Proprio oggi, a poche ore dalla seduta inaugurale del Consiglio prevista per le 15, Tridico riunirà i consiglieri di minoranza per definire una piattaforma di lavoro comune. L’obiettivo è quello di costruire un fronte compatto sui dossier più urgenti e impostare un’opposizione che riesca ad avere maggiore incisività rispetto alle precedenti legislature.
La presenza di Tridico in aula, seppur temporanea, non sarà dunque formale: l’ex presidente dell’Inps vuole influenzare l’avvio della legislatura e contribuire alla definizione delle cariche spettanti alla minoranza, tra cui una vicepresidenza del Consiglio e l’incarico di segretario-questore. In lizza per questi ruoli, tra le fila del Pd, compaiono i nomi di Ernesto Alecci, Giuseppe Ranuccio e Giuseppe Falcomatà, mentre per il M5S viene indicata Elisa Scutellà. Dalla lista “Tridico Presidente”, invece, si fanno i nomi di Ferdinando Laghi ed Enzo Bruno.
Intanto, i giochi di maggioranza sono già chiusi. Come da accordi interni alla coalizione, la presidenza del Consiglio regionale andrà al forzista Salvatore Cirillo, figura vicina al deputato e segretario regionale di Forza Italia Francesco Cannizzaro.
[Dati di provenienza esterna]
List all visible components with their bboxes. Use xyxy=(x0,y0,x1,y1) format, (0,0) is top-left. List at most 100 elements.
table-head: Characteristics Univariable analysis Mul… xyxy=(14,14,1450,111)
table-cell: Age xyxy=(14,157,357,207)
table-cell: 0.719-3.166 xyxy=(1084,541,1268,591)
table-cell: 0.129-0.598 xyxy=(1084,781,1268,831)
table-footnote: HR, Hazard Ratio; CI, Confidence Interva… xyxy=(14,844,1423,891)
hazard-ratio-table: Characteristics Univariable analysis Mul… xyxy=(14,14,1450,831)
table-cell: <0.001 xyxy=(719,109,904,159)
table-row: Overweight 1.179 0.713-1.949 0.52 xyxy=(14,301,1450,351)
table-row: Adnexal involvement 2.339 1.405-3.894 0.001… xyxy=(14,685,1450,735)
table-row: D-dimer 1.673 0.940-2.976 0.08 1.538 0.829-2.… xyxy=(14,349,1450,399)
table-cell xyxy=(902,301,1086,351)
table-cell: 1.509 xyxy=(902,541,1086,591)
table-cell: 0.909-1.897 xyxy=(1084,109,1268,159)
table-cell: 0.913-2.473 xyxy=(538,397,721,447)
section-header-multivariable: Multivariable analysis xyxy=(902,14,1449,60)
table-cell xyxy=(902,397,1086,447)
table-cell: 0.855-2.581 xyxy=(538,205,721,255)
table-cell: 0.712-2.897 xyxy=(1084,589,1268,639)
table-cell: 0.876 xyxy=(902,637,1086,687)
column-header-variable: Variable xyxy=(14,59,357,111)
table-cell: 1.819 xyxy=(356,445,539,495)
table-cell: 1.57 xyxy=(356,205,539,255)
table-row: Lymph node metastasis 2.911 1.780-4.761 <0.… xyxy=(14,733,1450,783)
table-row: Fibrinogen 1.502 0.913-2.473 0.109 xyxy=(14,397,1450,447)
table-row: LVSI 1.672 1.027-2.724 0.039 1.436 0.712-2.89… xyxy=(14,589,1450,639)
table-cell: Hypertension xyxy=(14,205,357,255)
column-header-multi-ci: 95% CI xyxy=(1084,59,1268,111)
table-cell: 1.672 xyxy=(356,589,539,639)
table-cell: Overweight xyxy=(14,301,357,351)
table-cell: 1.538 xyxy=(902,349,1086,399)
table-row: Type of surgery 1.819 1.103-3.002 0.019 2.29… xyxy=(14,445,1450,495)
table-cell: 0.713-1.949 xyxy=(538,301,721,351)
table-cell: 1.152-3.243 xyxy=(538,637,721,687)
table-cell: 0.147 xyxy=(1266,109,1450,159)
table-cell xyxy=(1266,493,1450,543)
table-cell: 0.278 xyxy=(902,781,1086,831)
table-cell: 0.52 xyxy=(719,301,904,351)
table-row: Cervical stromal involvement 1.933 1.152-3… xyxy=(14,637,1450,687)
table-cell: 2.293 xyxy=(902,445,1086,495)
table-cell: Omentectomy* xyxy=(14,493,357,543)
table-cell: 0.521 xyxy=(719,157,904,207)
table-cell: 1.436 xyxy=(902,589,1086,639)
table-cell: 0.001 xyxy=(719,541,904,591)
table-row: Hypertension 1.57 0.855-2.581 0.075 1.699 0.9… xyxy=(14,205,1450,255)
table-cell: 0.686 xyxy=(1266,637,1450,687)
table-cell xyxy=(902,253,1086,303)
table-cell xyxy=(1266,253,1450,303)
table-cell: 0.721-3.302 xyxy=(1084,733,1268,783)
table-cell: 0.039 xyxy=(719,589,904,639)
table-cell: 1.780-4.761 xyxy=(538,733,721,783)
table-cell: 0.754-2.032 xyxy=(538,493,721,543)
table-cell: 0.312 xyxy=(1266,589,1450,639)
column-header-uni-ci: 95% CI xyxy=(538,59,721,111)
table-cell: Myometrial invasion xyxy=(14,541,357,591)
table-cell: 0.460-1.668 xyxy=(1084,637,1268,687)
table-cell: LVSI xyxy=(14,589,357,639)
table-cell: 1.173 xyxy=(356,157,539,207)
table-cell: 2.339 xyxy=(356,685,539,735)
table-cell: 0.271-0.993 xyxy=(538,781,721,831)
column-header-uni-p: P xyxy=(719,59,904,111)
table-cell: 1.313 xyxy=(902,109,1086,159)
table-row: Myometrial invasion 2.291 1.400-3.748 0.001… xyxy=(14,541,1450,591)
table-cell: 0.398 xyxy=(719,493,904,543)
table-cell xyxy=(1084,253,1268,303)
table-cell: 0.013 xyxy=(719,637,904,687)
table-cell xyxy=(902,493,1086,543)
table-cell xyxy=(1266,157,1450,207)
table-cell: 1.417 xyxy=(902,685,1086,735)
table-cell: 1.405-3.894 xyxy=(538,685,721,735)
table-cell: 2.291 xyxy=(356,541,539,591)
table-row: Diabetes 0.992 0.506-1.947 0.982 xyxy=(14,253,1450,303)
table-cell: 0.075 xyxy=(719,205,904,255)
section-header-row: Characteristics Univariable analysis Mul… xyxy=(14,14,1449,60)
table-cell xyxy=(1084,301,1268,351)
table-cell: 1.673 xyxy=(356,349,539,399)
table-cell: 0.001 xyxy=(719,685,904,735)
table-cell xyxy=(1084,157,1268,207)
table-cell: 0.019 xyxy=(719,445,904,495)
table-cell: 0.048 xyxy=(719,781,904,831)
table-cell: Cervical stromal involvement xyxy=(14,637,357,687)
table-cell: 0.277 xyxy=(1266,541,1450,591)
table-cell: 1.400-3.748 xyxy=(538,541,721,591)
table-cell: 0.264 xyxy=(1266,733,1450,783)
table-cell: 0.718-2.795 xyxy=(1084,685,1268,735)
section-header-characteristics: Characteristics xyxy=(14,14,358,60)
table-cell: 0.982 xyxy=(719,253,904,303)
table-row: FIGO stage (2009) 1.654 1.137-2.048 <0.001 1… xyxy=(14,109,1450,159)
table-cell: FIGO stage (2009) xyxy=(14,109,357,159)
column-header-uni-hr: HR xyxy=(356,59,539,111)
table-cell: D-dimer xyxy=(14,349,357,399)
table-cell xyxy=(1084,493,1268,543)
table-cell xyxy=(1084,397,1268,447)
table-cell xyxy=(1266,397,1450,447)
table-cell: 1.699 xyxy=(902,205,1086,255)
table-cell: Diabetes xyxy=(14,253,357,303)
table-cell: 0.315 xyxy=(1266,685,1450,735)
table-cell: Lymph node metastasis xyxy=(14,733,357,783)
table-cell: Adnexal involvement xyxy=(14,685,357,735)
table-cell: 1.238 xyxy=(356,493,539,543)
Per la vicepresidenza, in pole c’è Pierluigi Caputo, eletto nella lista “Occhiuto Presidente”. Possibile outsider per il ruolo di segretario-questore è Luciana De Francesco, esponente di Fratelli d’Italia, anche se il suo nome sembra più accreditato proprio per quest’ultima carica.
Il percorso politico post-elettorale di Tridico prevede anche una tappa simbolica a Cosenza, dove oggi alle 18 interverrà in un incontro promosso dall’associazione Asprom. L’iniziativa, ospitata nella sala di rappresentanza del Comune, sarà dedicata all’analisi del voto e alle prospettive del Mezzogiorno. Dopo i saluti istituzionali del sindaco Franz Caruso, prenderanno la parola Giusy Caminiti, sindaca di Villa San Giovanni, il direttore de Il Quotidiano del Sud Massimo Razzi, e l’economista Domenico Cersosimo, con le conclusioni affidate allo stesso Tridico.
Questa fase intermedia sarà dunque cruciale per Tridico, che punta a lasciare una traccia organizzativa e politica forte prima del suo impegno a tempo pieno al Parlamento europeo. L’intenzione è quella di non ripetere gli errori delle precedenti minoranze, spesso incapaci di trovare unità su temi di rilievo. L’auspicio, per l’ex candidato presidente, è che questa volta l’opposizione possa presentarsi coesa e preparata, capace di esercitare un controllo efficace sull’azione della Giunta regionale guidata dal centrodestra.